COLUMN_1	COLUMN_2	COLUMN_3
17		ene 20 		3421			
18		feb 20 		1200			
20		mar 20 		2102

TOTAL              107,68  .00  7,830  68,123
SUBTOTAL           40,321

I need to route different parts (matches) of the same file in different indexes (csv files)

output 1 (routing events/lines to first_index.csv)

@timestamp = Extract the date of the file (top date in the content)
TOTAL = 107,68
SUBTOTAL = 40,321

output 2 (routing events lines to second_index.csv)

@timestamp = Extract the date of the file (top date in the content)
COLUMN_1 = 17
COLUMN_2 = ene 20
COLUMN_3 = 3421

@timestamp = Extract the date of the file (top date in the content)
COLUMN_1 = 18
COLUMN_2 = feb 20
COLUMN_3 = 1200

How can i accomplish this?

Best regards

I've just rewrote my question. I hope it is more clear now.

Best regards.

I would ingest the entire file as a single event and then process it two different ways. With any recent release of logstash you would do that using multiple pipelines and a forked-path pattern. However, I will use the old school method.

Note the use of literal newlines in patterns.

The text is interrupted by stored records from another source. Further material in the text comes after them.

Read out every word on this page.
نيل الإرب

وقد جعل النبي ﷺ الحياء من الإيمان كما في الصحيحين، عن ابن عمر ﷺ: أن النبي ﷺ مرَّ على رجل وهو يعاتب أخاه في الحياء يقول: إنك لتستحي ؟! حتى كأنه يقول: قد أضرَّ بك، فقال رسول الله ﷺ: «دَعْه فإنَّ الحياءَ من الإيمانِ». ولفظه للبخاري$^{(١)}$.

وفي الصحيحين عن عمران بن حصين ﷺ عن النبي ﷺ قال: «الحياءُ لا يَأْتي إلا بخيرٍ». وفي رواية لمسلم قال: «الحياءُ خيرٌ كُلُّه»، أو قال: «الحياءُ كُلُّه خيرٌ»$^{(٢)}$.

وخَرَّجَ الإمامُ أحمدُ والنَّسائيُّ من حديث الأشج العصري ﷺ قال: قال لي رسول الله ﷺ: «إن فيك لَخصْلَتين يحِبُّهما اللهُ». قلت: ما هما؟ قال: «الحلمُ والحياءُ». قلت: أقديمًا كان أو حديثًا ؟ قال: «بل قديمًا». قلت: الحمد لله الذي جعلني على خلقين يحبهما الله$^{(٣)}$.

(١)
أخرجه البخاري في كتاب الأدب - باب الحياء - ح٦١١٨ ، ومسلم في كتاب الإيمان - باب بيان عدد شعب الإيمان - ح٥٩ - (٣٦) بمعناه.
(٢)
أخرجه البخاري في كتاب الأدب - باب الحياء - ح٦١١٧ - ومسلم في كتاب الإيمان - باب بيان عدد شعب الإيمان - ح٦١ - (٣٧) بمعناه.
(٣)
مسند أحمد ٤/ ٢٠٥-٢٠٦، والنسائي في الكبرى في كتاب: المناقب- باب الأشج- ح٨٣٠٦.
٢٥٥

grok { match => { "message" => "^DATE: %{DATA:[@metadata][date]}
" } }
date { match => [ "[@metadata][date]", "MMM dd, yyyy" ] }
clone { clones => [ "section2" ] }
if [type] != "section2" {
    grok {
        match => { "message" => [ "TOTAL\s+(?<total>[0-9,]+)", "SUBTOTAL\s+(?<subtotal>[0-9,]+)" ] }
        break_on_match => false
        remove_field => [ "message" ]
    }
} else {
    # The (?m) enables multiline matches for the regexp
    mutate { gsub => [ "message", "(?m)^TOTAL.*", "", "message", "(?m).*section 2 \*+\n", "" ] }
    mutate { split => { "message" => "
" } }
    ruby {
        code => '
            events = []
            msg = event.get("message")
            msg.each_index { |x|
                if x == 0
                    @column_names = msg[x].split(/\t/)
                else
                    columns = msg[x].split(/\t\s+/)
                    events << { @column_names[0] => columns[0],
                                @column_names[1] => columns[1],
                                @column_names[2] => columns[2] }
                end
            }
        event.set("events", events)
        '
        remove_field => [ "message" ]
    }
    split { field => "events" }
}

You would use the same "if [type] !=" to decide which output to write to.

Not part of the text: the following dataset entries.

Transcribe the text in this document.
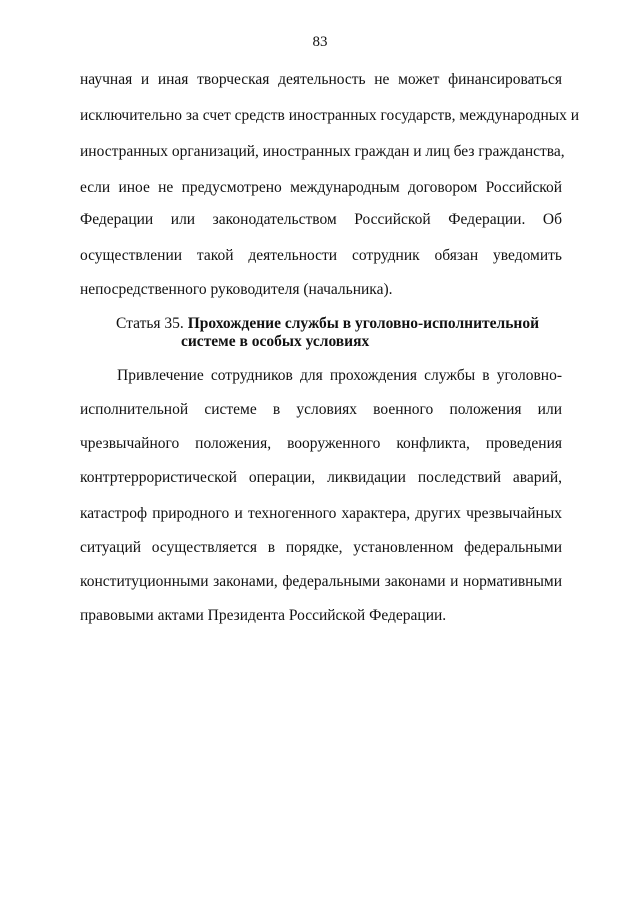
83
научная и иная творческая деятельность не может финансироваться
исключительно за счет средств иностранных государств, международных и
иностранных организаций, иностранных граждан и лиц без гражданства,
если иное не предусмотрено международным договором Российской
Федерации или законодательством Российской Федерации. Об
осуществлении такой деятельности сотрудник обязан уведомить
непосредственного руководителя (начальника).
Статья 35. Прохождение службы в уголовно-исполнительной
системе в особых условиях
Привлечение сотрудников для прохождения службы в уголовно-
исполнительной системе в условиях военного положения или
чрезвычайного положения, вооруженного конфликта, проведения
контртеррористической операции, ликвидации последствий аварий,
катастроф природного и техногенного характера, других чрезвычайных
ситуаций осуществляется в порядке, установленном федеральными
конституционными законами, федеральными законами и нормативными
правовыми актами Президента Российской Федерации.
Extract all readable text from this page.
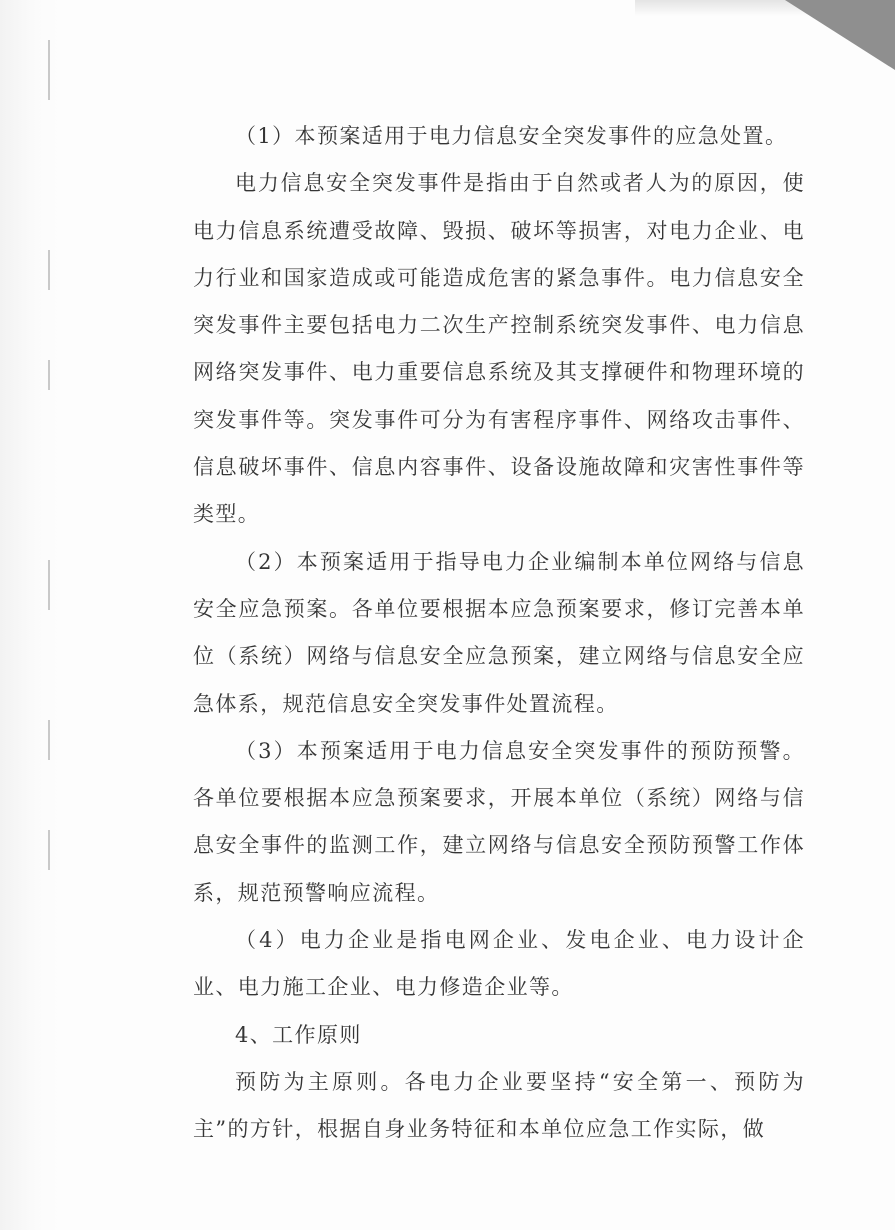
（1）本预案适用于电力信息安全突发事件的应急处置。

电力信息安全突发事件是指由于自然或者人为的原因，使电力信息系统遭受故障、毁损、破坏等损害，对电力企业、电力行业和国家造成或可能造成危害的紧急事件。电力信息安全突发事件主要包括电力二次生产控制系统突发事件、电力信息网络突发事件、电力重要信息系统及其支撑硬件和物理环境的突发事件等。突发事件可分为有害程序事件、网络攻击事件、信息破坏事件、信息内容事件、设备设施故障和灾害性事件等类型。

（2）本预案适用于指导电力企业编制本单位网络与信息安全应急预案。各单位要根据本应急预案要求，修订完善本单位（系统）网络与信息安全应急预案，建立网络与信息安全应急体系，规范信息安全突发事件处置流程。

（3）本预案适用于电力信息安全突发事件的预防预警。各单位要根据本应急预案要求，开展本单位（系统）网络与信息安全事件的监测工作，建立网络与信息安全预防预警工作体系，规范预警响应流程。

（4）电力企业是指电网企业、发电企业、电力设计企业、电力施工企业、电力修造企业等。

4、工作原则

预防为主原则。各电力企业要坚持“安全第一、预防为主”的方针，根据自身业务特征和本单位应急工作实际，做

If you want the columns at the top level then see this.

Thank you so much Badger, a bit complex for a newbie.

Do you need to define [type] in input?

clone { clones => [ "section2" ] }
if [type] != "section2" {

It's a bit confusing for me the use of [type] and clones this way. What is exactly doing?

Best regards

The clone filter creates one or more clones of an event. In this example it creates one clone and sets the type to "section2".

If you used

clone { clones => [ "section1", "section2" ] }

you would get 3 events, and the clone filter would set [type] to "section1" on one of them, and "section2" on the other. The clone filter would not set [type] on the third one.

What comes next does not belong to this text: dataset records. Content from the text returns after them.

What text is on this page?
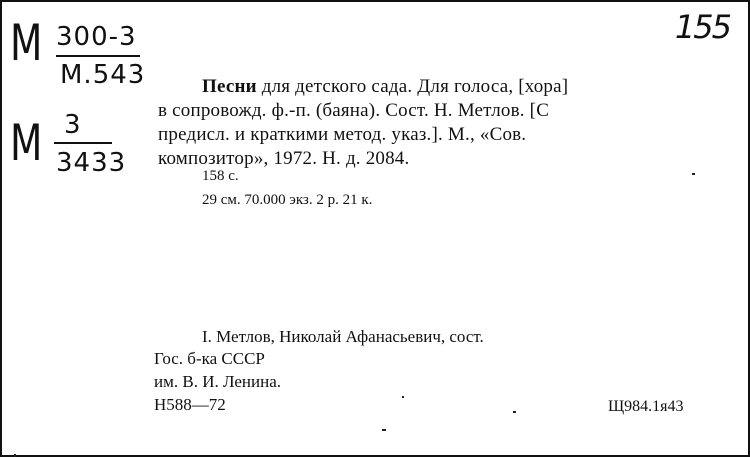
М 300-3
М.543
М 3
3433
155
Песни для детского сада. Для голоса, [хора]
в сопровожд. ф.-п. (баяна). Сост. Н. Метлов. [С
предисл. и краткими метод. указ.]. М., «Сов.
композитор», 1972. Н. д. 2084.
158 с.
29 см. 70.000 экз. 2 р. 21 к.
I. Метлов, Николай Афанасьевич, сост.
Гос. б-ка СССР
им. В. И. Ленина.
Н588—72	Щ984.1я43
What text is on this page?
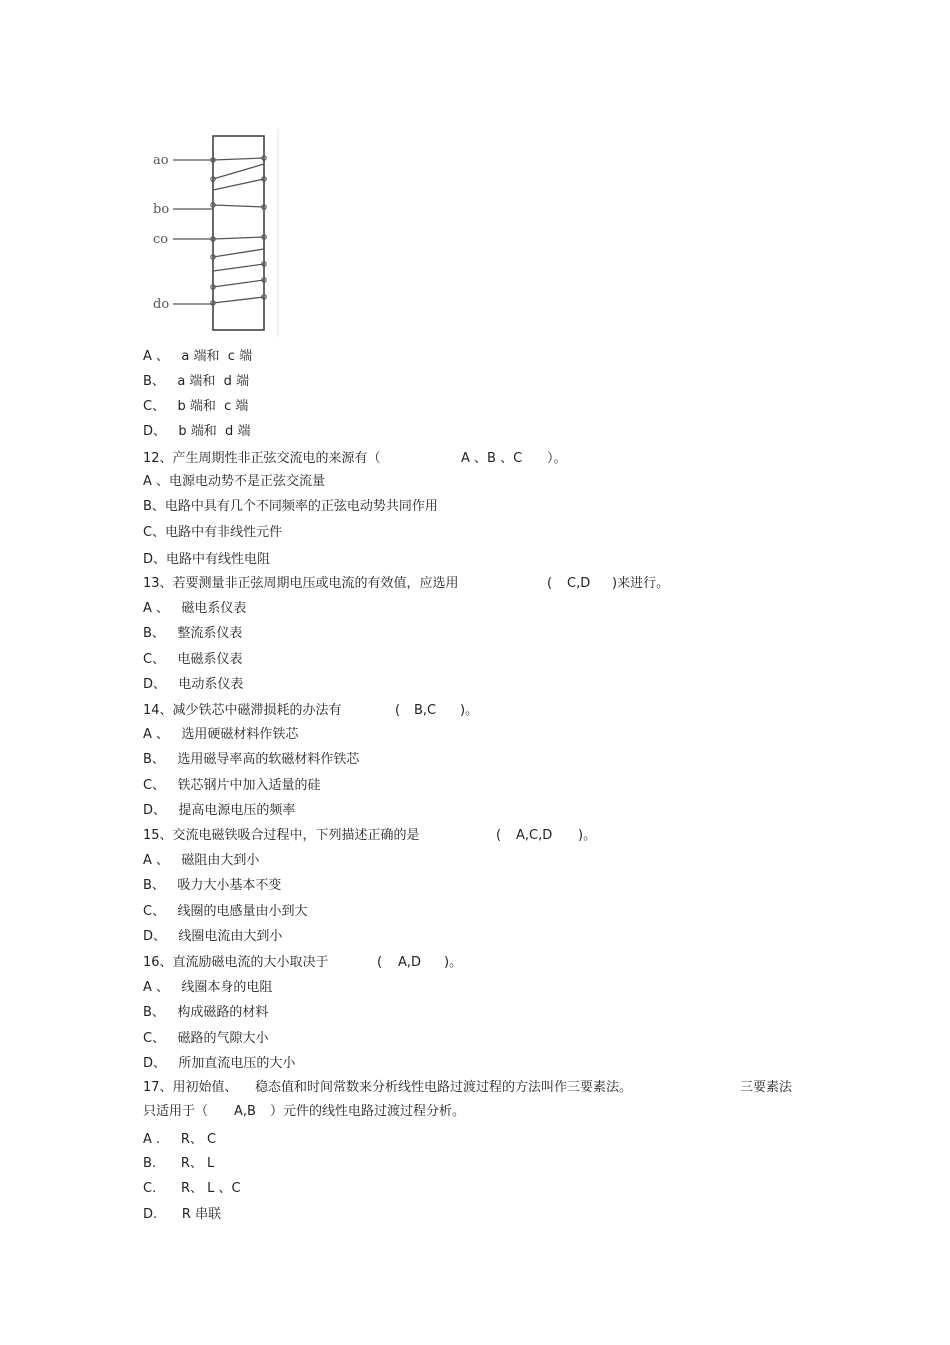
ao
bo
co
do
A 、   a 端和  c 端
B、   a 端和  d 端
C、   b 端和  c 端
D、   b 端和  d 端
12、产生周期性非正弦交流电的来源有（	A 、B 、C ）。
A 、电源电动势不是正弦交流量
B、电路中具有几个不同频率的正弦电动势共同作用
C、电路中有非线性元件
D、电路中有线性电阻
13、若要测量非正弦周期电压或电流的有效值，应选用	( C,D )来进行。
A 、   磁电系仪表
B、   整流系仪表
C、   电磁系仪表
D、   电动系仪表
14、减少铁芯中磁滞损耗的办法有	( B,C )。
A 、   选用硬磁材料作铁芯
B、   选用磁导率高的软磁材料作铁芯
C、   铁芯钢片中加入适量的硅
D、   提高电源电压的频率
15、交流电磁铁吸合过程中，下列描述正确的是	( A,C,D )。
A 、   磁阻由大到小
B、   吸力大小基本不变
C、   线圈的电感量由小到大
D、   线圈电流由大到小
16、直流励磁电流的大小取决于	( A,D )。
A 、   线圈本身的电阻
B、   构成磁路的材料
C、   磁路的气隙大小
D、   所加直流电压的大小
17、用初始值、 稳态值和时间常数来分析线性电路过渡过程的方法叫作三要素法。	三要素法
只适用于（ A,B ）元件的线性电路过渡过程分析。
A .     R、 C
B.      R、 L
C.      R、 L 、C
D.      R 串联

Thank you so much Badger. So you apply filters regarding the clone labeled events and route the matches of each labeled events through the corresponding output index.

This line it's not mapping the date into @timestamp

grok { match => { "message" => "^DATE: %{DATA:[@metadata][date]} }

This topic was automatically closed 28 days after the last reply. New replies are no longer allowed.